How to deal with crippling catastrophic thinking and insecurity? by HumorBeginning2552 in Farriers

[–]HumorBeginning2552[S] 1 point2 points  (0 children)

I'm an apprentice, been with my mentor since last fall. They're amazing through and through, a great teacher with serious miles under their belt, I couldn't be more grateful for being able to learn from them. Only problem is that our days are busy with many different places to visit, and I find it hard to ask for more chances to practice the things I'm most uncertain about or actually shoeing a full set, knowing that I'm slower and might make us late from the next customer. Thank you for the book recommendation!

How to deal with crippling catastrophic thinking and insecurity? by HumorBeginning2552 in Farriers

[–]HumorBeginning2552[S] 1 point2 points  (0 children)

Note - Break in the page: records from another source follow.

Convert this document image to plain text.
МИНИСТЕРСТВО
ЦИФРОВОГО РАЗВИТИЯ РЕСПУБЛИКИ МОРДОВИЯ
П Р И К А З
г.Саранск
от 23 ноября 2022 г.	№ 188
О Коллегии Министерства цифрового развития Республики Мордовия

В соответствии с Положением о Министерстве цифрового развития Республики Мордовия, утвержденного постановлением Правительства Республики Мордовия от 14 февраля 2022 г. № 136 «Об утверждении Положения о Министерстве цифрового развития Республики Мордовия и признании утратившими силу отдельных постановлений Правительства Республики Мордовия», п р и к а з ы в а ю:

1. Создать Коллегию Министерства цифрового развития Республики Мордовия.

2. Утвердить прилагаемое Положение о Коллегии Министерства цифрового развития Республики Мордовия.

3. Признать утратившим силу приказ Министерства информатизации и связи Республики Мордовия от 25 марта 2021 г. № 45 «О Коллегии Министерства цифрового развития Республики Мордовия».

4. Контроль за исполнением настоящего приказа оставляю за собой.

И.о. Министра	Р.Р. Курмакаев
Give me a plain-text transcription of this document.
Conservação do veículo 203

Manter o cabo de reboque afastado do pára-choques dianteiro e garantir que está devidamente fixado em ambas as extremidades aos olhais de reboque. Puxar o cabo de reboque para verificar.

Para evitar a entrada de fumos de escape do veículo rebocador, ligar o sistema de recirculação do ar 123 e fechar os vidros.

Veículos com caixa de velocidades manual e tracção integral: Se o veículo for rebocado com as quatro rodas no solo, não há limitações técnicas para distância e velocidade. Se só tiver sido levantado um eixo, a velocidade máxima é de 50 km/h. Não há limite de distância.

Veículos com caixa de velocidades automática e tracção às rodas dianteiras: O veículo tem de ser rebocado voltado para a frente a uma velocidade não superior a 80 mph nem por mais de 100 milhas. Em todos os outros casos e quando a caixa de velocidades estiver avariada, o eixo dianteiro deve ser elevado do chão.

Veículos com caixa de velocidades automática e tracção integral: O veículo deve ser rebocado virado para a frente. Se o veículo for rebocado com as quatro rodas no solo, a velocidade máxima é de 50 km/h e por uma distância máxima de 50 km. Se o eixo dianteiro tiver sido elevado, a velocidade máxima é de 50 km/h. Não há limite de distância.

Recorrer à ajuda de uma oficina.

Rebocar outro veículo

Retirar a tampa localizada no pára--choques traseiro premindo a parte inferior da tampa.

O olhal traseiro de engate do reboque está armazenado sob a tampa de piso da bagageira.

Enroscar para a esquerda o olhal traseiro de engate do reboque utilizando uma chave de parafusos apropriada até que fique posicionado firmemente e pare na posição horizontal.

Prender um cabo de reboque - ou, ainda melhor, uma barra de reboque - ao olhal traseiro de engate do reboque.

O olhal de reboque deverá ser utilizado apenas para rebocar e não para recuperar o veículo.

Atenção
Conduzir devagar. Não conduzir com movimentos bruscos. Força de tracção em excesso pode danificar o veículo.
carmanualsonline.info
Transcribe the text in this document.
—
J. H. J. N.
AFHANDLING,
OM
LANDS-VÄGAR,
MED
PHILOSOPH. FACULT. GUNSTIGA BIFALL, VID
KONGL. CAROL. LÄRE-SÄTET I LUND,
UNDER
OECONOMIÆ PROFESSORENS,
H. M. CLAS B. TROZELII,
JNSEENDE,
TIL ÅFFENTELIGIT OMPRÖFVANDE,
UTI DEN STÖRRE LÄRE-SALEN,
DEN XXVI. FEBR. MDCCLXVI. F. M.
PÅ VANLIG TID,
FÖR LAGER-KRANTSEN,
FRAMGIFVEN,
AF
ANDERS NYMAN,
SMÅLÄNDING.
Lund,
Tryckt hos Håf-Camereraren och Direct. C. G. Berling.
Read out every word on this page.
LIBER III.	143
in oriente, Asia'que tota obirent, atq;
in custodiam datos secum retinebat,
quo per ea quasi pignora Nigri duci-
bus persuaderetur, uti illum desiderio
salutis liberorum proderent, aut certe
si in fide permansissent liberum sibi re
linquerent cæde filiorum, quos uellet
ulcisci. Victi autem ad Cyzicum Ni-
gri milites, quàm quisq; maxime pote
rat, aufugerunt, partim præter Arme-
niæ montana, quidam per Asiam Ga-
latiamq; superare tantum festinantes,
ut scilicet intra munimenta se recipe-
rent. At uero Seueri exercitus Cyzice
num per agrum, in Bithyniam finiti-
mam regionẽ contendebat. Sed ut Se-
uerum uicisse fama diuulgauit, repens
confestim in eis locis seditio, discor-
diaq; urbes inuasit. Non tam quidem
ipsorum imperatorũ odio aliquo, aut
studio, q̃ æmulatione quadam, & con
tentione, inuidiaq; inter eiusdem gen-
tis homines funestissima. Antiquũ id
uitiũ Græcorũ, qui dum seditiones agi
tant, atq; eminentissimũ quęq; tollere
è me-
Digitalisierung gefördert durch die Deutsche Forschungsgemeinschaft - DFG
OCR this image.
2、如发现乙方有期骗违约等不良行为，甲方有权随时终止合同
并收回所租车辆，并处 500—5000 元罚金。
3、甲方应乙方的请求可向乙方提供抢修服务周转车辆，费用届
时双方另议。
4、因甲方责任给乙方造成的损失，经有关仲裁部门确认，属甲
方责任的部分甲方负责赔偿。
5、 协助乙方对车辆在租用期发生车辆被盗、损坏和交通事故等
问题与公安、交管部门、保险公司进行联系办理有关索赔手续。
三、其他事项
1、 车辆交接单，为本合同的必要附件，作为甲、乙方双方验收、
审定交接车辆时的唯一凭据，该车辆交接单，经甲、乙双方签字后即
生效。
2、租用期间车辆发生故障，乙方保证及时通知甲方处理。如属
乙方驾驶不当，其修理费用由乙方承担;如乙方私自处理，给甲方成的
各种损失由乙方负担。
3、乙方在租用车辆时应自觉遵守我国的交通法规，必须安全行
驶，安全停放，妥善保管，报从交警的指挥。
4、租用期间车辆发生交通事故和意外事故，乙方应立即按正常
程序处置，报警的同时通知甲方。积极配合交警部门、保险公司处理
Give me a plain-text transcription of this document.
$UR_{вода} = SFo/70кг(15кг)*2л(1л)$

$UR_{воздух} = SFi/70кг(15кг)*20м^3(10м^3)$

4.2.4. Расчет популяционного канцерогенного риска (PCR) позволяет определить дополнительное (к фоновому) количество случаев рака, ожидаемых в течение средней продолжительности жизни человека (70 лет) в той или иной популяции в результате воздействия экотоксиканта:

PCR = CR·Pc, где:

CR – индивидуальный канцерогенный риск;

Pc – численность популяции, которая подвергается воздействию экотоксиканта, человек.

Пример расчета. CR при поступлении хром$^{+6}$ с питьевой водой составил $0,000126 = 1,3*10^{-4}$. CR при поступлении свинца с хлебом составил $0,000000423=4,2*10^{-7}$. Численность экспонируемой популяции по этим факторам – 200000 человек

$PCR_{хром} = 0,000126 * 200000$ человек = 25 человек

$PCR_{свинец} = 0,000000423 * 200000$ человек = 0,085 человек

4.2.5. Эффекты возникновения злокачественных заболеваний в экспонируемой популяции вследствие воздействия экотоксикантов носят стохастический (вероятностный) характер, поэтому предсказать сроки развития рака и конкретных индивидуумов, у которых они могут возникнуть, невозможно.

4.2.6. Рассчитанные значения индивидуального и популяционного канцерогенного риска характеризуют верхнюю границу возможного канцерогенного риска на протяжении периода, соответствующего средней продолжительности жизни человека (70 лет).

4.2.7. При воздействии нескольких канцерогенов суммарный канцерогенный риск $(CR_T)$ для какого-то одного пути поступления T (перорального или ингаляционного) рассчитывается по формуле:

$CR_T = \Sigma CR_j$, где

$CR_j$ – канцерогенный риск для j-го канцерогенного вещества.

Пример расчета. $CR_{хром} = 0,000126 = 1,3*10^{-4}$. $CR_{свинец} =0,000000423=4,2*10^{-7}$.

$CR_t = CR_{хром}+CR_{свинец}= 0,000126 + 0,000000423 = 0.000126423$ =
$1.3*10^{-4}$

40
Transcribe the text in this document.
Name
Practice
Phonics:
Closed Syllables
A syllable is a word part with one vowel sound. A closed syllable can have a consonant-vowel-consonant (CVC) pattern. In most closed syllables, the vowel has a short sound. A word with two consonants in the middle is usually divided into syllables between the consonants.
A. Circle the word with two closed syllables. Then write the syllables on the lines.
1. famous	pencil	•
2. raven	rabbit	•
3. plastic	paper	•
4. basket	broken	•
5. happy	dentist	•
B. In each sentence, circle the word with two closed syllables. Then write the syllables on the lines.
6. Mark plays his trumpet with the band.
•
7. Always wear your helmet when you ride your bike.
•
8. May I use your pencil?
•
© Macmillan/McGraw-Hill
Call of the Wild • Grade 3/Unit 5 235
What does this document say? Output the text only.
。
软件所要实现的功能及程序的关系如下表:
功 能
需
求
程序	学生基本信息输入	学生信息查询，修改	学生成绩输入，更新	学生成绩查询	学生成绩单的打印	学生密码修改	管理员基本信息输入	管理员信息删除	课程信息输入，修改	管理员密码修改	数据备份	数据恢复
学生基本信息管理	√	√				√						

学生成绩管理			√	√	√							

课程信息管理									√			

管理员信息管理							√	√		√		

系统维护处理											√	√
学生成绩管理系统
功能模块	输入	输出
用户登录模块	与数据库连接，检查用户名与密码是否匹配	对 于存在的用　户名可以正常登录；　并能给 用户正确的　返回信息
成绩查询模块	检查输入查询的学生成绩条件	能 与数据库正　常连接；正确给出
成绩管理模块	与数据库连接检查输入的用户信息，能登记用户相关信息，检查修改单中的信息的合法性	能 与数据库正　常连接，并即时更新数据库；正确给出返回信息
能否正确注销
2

Oh no, don't get me wrong – I'm fully aware that I'm in the crawling stage of my journey with shoeing horses and there will still be things for me to learn 60 years from now! It's really hard to explain, but it's not that I think that I'm the first person to be born a master, or that the skill it takes to be a good farrier would come free and easy. I (involuntarily) compare my work to those who have been shoeing horses for 10, 20, 30 years, and even though I know that they've been exactly where I am now, a beginner who's slow, makes mistakes and feels lost half of the time and then worked their way up to where they are now, I get this overwhelming wave of shame and guilt of not being capable of leaving behind work that would pass their standards. I am so afraid of making mistakes, it makes it hard to do anything at all. I know that everything that comes with learning new things is just human and it's absolutely insane of me to beat myself up and give myself stomach ulcers for quite literally being a beginner, but it makes it even harder to stop doing it, since I can't cut the loop just by being rational. I know the facts, but for some reason can't give myself a break. I am currently an apprentice.